These questions arise from an exaggerated view of the number of animals that were actually involved. God didn’t tell Noah to save every species of air-breathing, land-dwelling animal, only two (and in a few cases, seven pairs) of each kind of air-breathing, land-dwelling animal. The obvious question is: what constitutes a “kind”? Is a kind what we’d today call a genus? A family?
The answer is still being researched, though evidence suggests in most instances it’s the family level. The higher up the classification levels we climb, the numbers of individual animals that Noah needed to bring aboard the Ark becomes fewer. We need to remember that the standard Linnaean system of classification is man-made; it is not God’s system of classification.

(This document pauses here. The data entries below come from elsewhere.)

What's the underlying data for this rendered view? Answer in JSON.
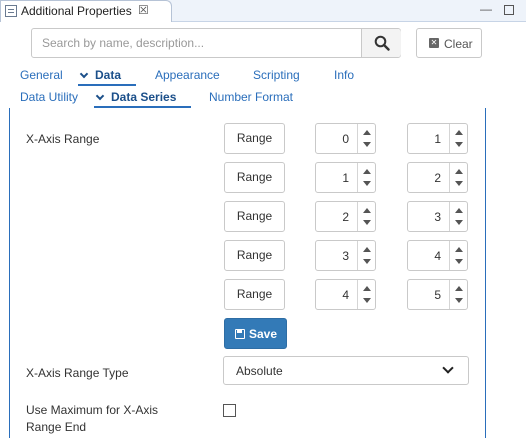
{
  "view": {
    "title": "Additional Properties",
    "close_glyph": "☒",
    "minimize_glyph": "—"
  },
  "search": {
    "placeholder": "Search by name, description...",
    "value": "",
    "clear_label": "Clear"
  },
  "tabs_row1": [
    {
      "label": "General",
      "active": false
    },
    {
      "label": "Data",
      "active": true
    },
    {
      "label": "Appearance",
      "active": false
    },
    {
      "label": "Scripting",
      "active": false
    },
    {
      "label": "Info",
      "active": false
    }
  ],
  "tabs_row2": [
    {
      "label": "Data Utility",
      "active": false
    },
    {
      "label": "Data Series",
      "active": true
    },
    {
      "label": "Number Format",
      "active": false
    }
  ],
  "form": {
    "x_axis_range_label": "X-Axis Range",
    "range_button_label": "Range",
    "ranges": [
      {
        "start": "0",
        "end": "1"
      },
      {
        "start": "1",
        "end": "2"
      },
      {
        "start": "2",
        "end": "3"
      },
      {
        "start": "3",
        "end": "4"
      },
      {
        "start": "4",
        "end": "5"
      }
    ],
    "save_label": "Save",
    "range_type_label": "X-Axis Range Type",
    "range_type_value": "Absolute",
    "use_max_label_line1": "Use Maximum for X-Axis",
    "use_max_label_line2": "Range End",
    "use_max_checked": false
  },
  "colors": {
    "accent": "#2a6ebb",
    "primary_button": "#337ab7"
  },
  "icons": [
    "view-icon",
    "close-icon",
    "minimize-icon",
    "maximize-icon",
    "search-icon",
    "clear-icon",
    "chevron-down-icon",
    "save-icon",
    "spinner-up-icon",
    "spinner-down-icon",
    "dropdown-caret-icon"
  ]
}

According to a recent study, there may be only 137 different mammalian kinds alive today. Add those to the now-extinct kinds, the bird kinds, the reptile kinds, and the amphibian kinds, there may have been fewer than 1,000 Ark kinds. The most-recent research indicates that Noah only needed maybe 2,000-3,000 animals.
Even so, that’s a lot of critters to tend to on a daily basis on the Ark. But don’t forget that humans were still recent creations of God. As such, they would have been very intelligent and resourceful. It’s not a stretch to imagine Noah, his family, and possibly hired labor being able to build all sorts of clever, labor-saving inventions to help in the year-long task of tending to perhaps 3,000 animals.